Anna Calvi- One breath

Domino / GoodToGo
VÖ: 04.10.2013

Unsere Bewertung: 6/10

Eure Ø-Bewertung: 7/10

Überall und nirgends

Auf dem Debüt: ein angedeutetes Dekolleté und ein sinnlicher Mund. Hier: ein stechender Blick. Also glotzt nicht so romantisch: Anna Calvi guckt zurück. Kajalunterlaufen, herausfordernd, unerbittlich. Kein Zweifel: Sie will, dass man ihr zuhört. Ihren ausladenden Songs, ihrer Stimme, die meist genauso rotgerändert klingt, wie ihre Lippen aussehen, und natürlich ihrer Gitarre, mit der sie seit jeher wie verwachsen ist. Also tief Luft geholt – und hinein ins musikalische Wechsel- und emotionale Stahlbad von "One breath". Doch zunächst scheint alles halb so schlimm: Schon der zweite Song ist "Eliza", die davonpreschende Single mit dem umarmenden Refrain und dem vielfingrigen Solo, bei der eigentlich alle Zeichen auf Hit stehen – wie "Desire" vom Vorgänger, nur ohne Tempolimit. Aber warum funkelt die Guteste bloß so garstig?

Bereits "Anna Calvi" war schließlich eine wundersame Zusammenkunft von PJ Harveys sprödem Charme, preziöser Torch-Song-Grandezza und mitunter auch akustisches Gegenstück zu den roten Samtvorhängen aus David-Lynch-Filmen. Und obwohl sich die Künstlerin darauf bisweilen in vornehmer Zurückhaltung übte, konnte man dazu wohlwollend die Augenbrauen hochziehen und anerkennend "Uh huh her" murmeln. Nun muss man wissen, dass sich Calvi weniger als Sängerin, sondern vielmehr als Musikerin oder genauer gesagt als Gitarristin versteht und unter anderem Jimi Hendrix als Referenz angibt. Und damit man das diesmal nicht wieder fast überhört, hat der von den Indie-Alptraumrockern The Paper Chase bekannte Produzent John Congleton auch schon die Giftspritze gezückt. Da erklärt sich die Unversöhnlichkeit im Artwork fast von selbst.

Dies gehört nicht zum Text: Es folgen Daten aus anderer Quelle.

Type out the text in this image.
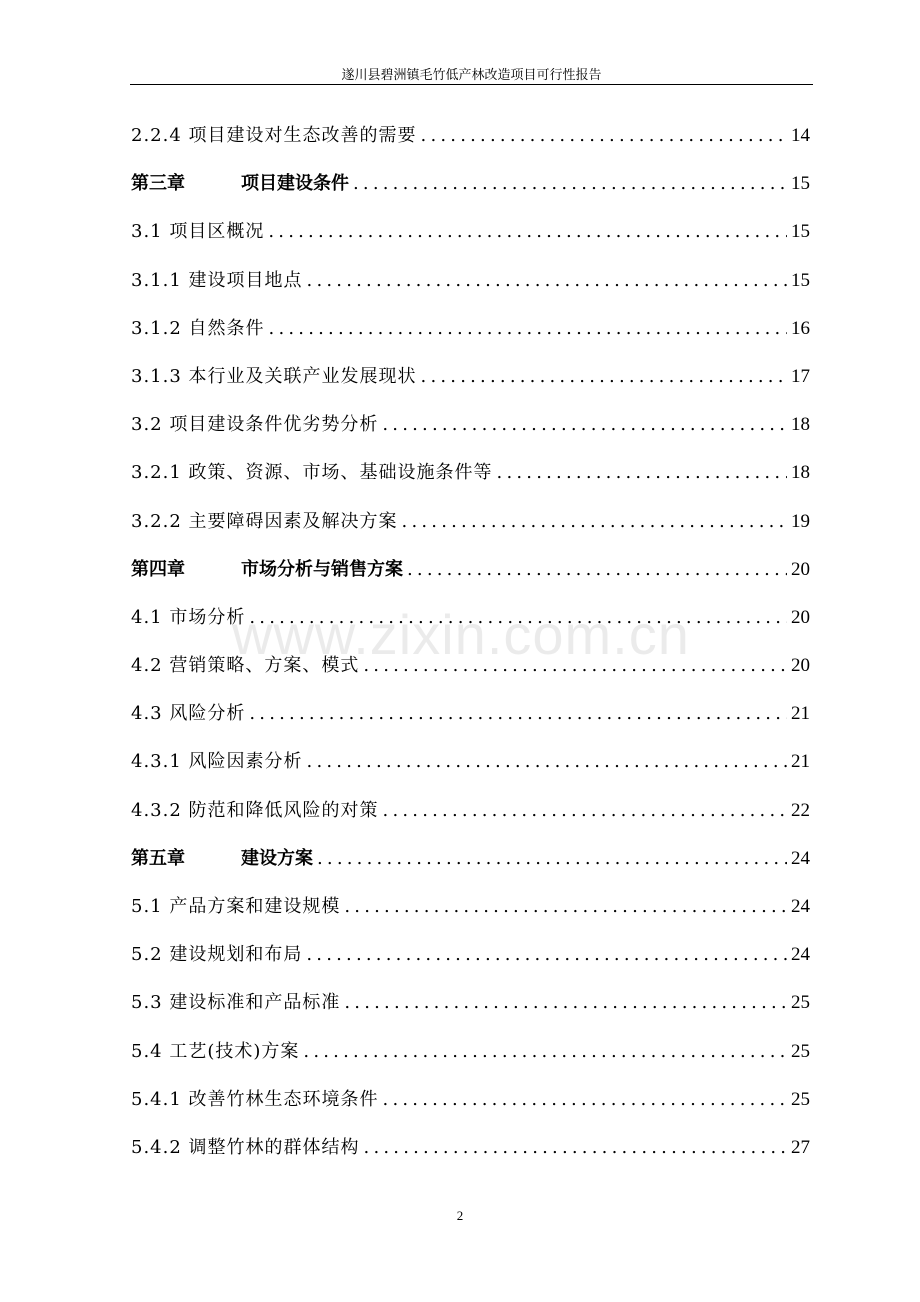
遂川县碧洲镇毛竹低产林改造项目可行性报告
2.2.4 项目建设对生态改善的需要 .....	14
第三章	项目建设条件 .....	15
3.1 项目区概况 .....	15
3.1.1 建设项目地点 .....	15
3.1.2 自然条件 .....	16
3.1.3 本行业及关联产业发展现状 .....	17
3.2 项目建设条件优劣势分析 .....	18
3.2.1 政策、资源、市场、基础设施条件等 .....	18
3.2.2 主要障碍因素及解决方案 .....	19
第四章	市场分析与销售方案 .....	20
4.1 市场分析 .....	20
4.2 营销策略、方案、模式 .....	20
4.3 风险分析 .....	21
4.3.1 风险因素分析 .....	21
4.3.2 防范和降低风险的对策 .....	22
第五章	建设方案 .....	24
5.1 产品方案和建设规模 .....	24
5.2 建设规划和布局 .....	24
5.3 建设标准和产品标准 .....	25
5.4 工艺(技术)方案 .....	25
5.4.1 改善竹林生态环境条件 .....	25
5.4.2 调整竹林的群体结构 .....	27
www.zixin.com.cn
2
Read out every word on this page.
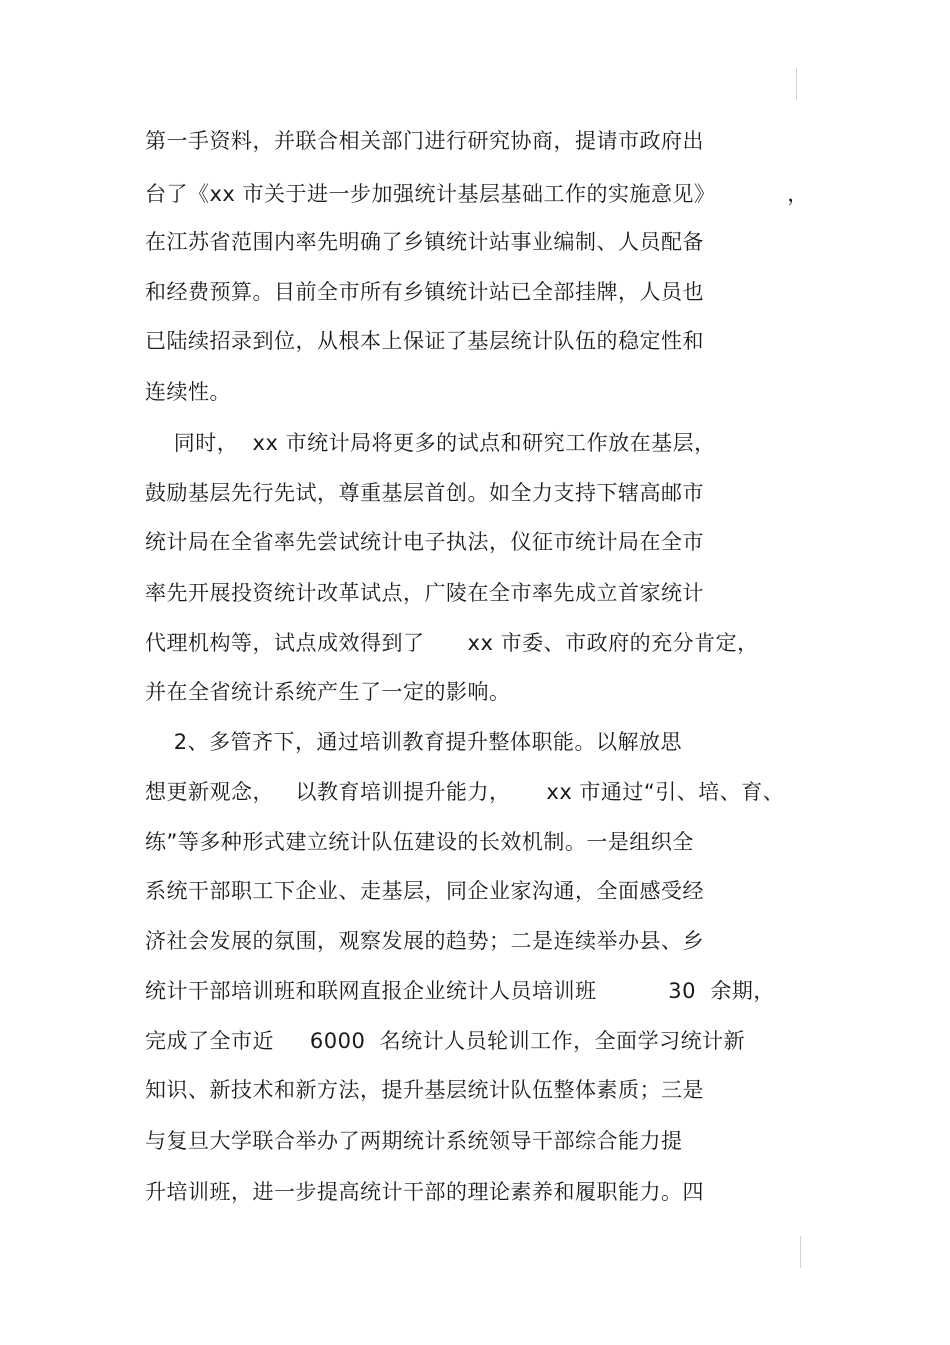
第一手资料，并联合相关部门进行研究协商，提请市政府出
台了《xx 市关于进一步加强统计基层基础工作的实施意见》          ，
在江苏省范围内率先明确了乡镇统计站事业编制、人员配备
和经费预算。目前全市所有乡镇统计站已全部挂牌，人员也
已陆续招录到位，从根本上保证了基层统计队伍的稳定性和
连续性。
同时，  xx 市统计局将更多的试点和研究工作放在基层，
鼓励基层先行先试，尊重基层首创。如全力支持下辖高邮市
统计局在全省率先尝试统计电子执法，仪征市统计局在全市
率先开展投资统计改革试点，广陵在全市率先成立首家统计
代理机构等，试点成效得到了      xx 市委、市政府的充分肯定，
并在全省统计系统产生了一定的影响。
2、多管齐下，通过培训教育提升整体职能。以解放思
想更新观念，   以教育培训提升能力，     xx 市通过“引、培、育、
练”等多种形式建立统计队伍建设的长效机制。一是组织全
系统干部职工下企业、走基层，同企业家沟通，全面感受经
济社会发展的氛围，观察发展的趋势；二是连续举办县、乡
统计干部培训班和联网直报企业统计人员培训班          30  余期，
完成了全市近     6000  名统计人员轮训工作，全面学习统计新
知识、新技术和新方法，提升基层统计队伍整体素质；三是
与复旦大学联合举办了两期统计系统领导干部综合能力提
升培训班，进一步提高统计干部的理论素养和履职能力。四
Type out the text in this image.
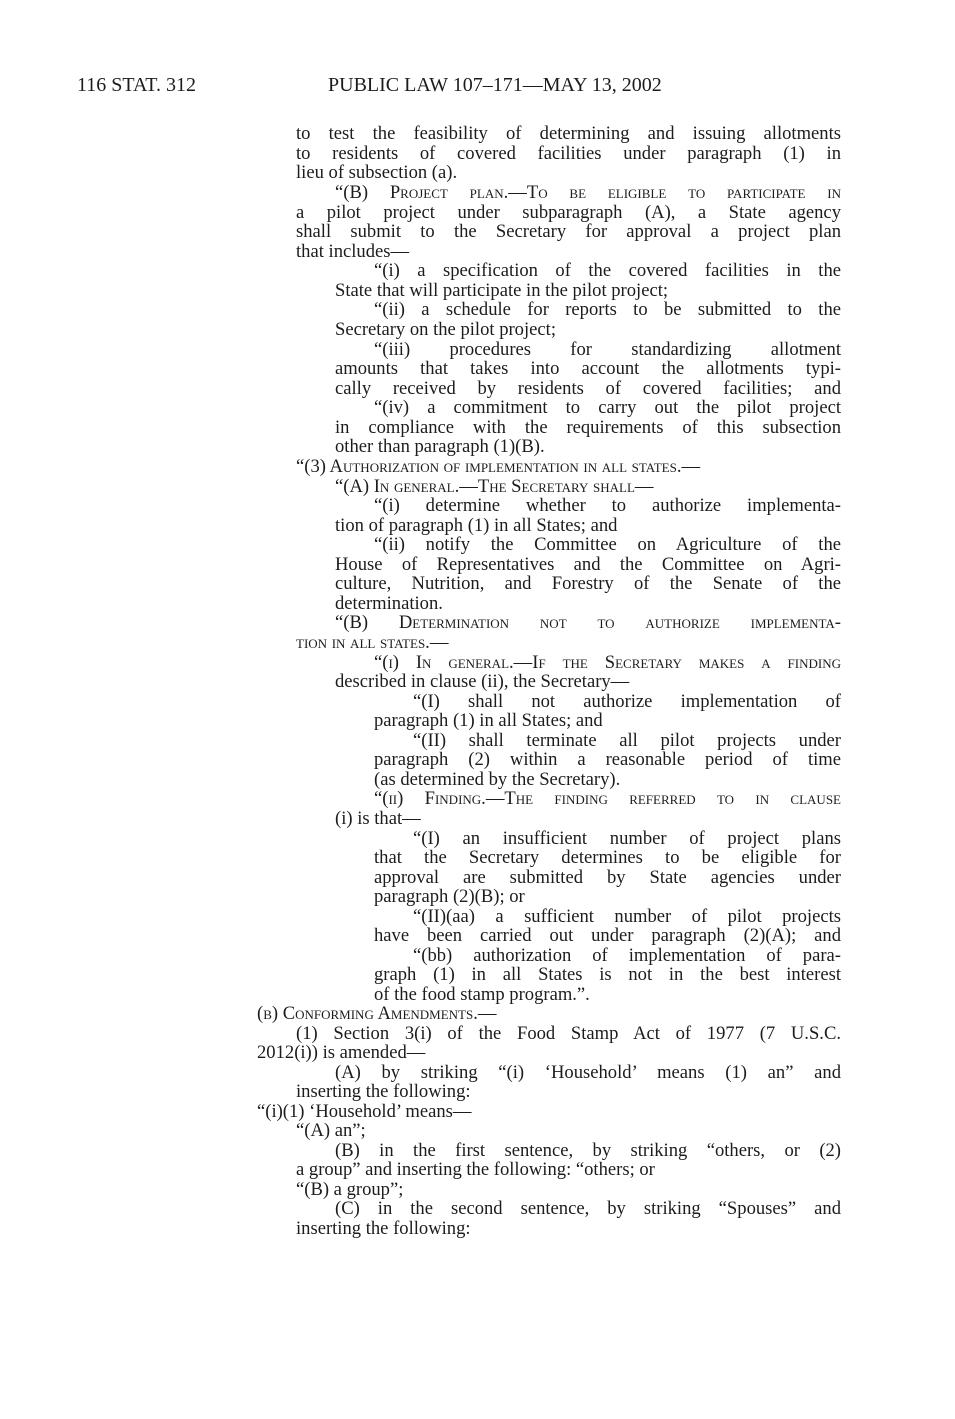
116 STAT. 312	PUBLIC LAW 107–171—MAY 13, 2002
to test the feasibility of determining and issuing allotments
to residents of covered facilities under paragraph (1) in
lieu of subsection (a).
“(B) Project plan.—To be eligible to participate in
a pilot project under subparagraph (A), a State agency
shall submit to the Secretary for approval a project plan
that includes—
“(i) a specification of the covered facilities in the
State that will participate in the pilot project;
“(ii) a schedule for reports to be submitted to the
Secretary on the pilot project;
“(iii) procedures for standardizing allotment
amounts that takes into account the allotments typi-
cally received by residents of covered facilities; and
“(iv) a commitment to carry out the pilot project
in compliance with the requirements of this subsection
other than paragraph (1)(B).
“(3) Authorization of implementation in all states.—
“(A) In general.—The Secretary shall—
“(i) determine whether to authorize implementa-
tion of paragraph (1) in all States; and
“(ii) notify the Committee on Agriculture of the
House of Representatives and the Committee on Agri-
culture, Nutrition, and Forestry of the Senate of the
determination.
“(B) Determination not to authorize implementa-
tion in all states.—
“(i) In general.—If the Secretary makes a finding
described in clause (ii), the Secretary—
“(I) shall not authorize implementation of
paragraph (1) in all States; and
“(II) shall terminate all pilot projects under
paragraph (2) within a reasonable period of time
(as determined by the Secretary).
“(ii) Finding.—The finding referred to in clause
(i) is that—
“(I) an insufficient number of project plans
that the Secretary determines to be eligible for
approval are submitted by State agencies under
paragraph (2)(B); or
“(II)(aa) a sufficient number of pilot projects
have been carried out under paragraph (2)(A); and
“(bb) authorization of implementation of para-
graph (1) in all States is not in the best interest
of the food stamp program.”.
(b) Conforming Amendments.—
(1) Section 3(i) of the Food Stamp Act of 1977 (7 U.S.C.
2012(i)) is amended—
(A) by striking “(i) ‘Household’ means (1) an” and
inserting the following:
“(i)(1) ‘Household’ means—
“(A) an”;
(B) in the first sentence, by striking “others, or (2)
a group” and inserting the following: “others; or
“(B) a group”;
(C) in the second sentence, by striking “Spouses” and
inserting the following:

Passend dazu injiziert Congleton dem bedrohlich rumpelnden "Piece by piece" kleine Noise-Gemeinheiten, ehe Calvi inmitten ihrer gehauchten Vocals erstmals die Telecaster übers Knie legt. Zwar nur wenige Augenblicke lang, aber dafür fürchterlich laut und rabiat. Womöglich die Entsprechung zum Albumtitel, der laut der Britin den letzten Atemzug beschreibt, bevor etwas Unvorhersehbares über sie hereinbricht. Die "Love of my life" gar? Wenn ja, hat der Geliebte wenig zu lachen: Dröhnende Riffs künden von der nahenden Gefühlsapokalypse, atemlos japst sich Calvi durch rohe Breaks, bis die Hoffnung auf Erlösung in tosendem Stakkato explodiert. Selten lagen Erfüllung und Ruin näher beieinander als in diesem fantastisch stampfenden Ungetüm. Doch das ist nur eine Instanz der Selbstinszenierung auf "One breath".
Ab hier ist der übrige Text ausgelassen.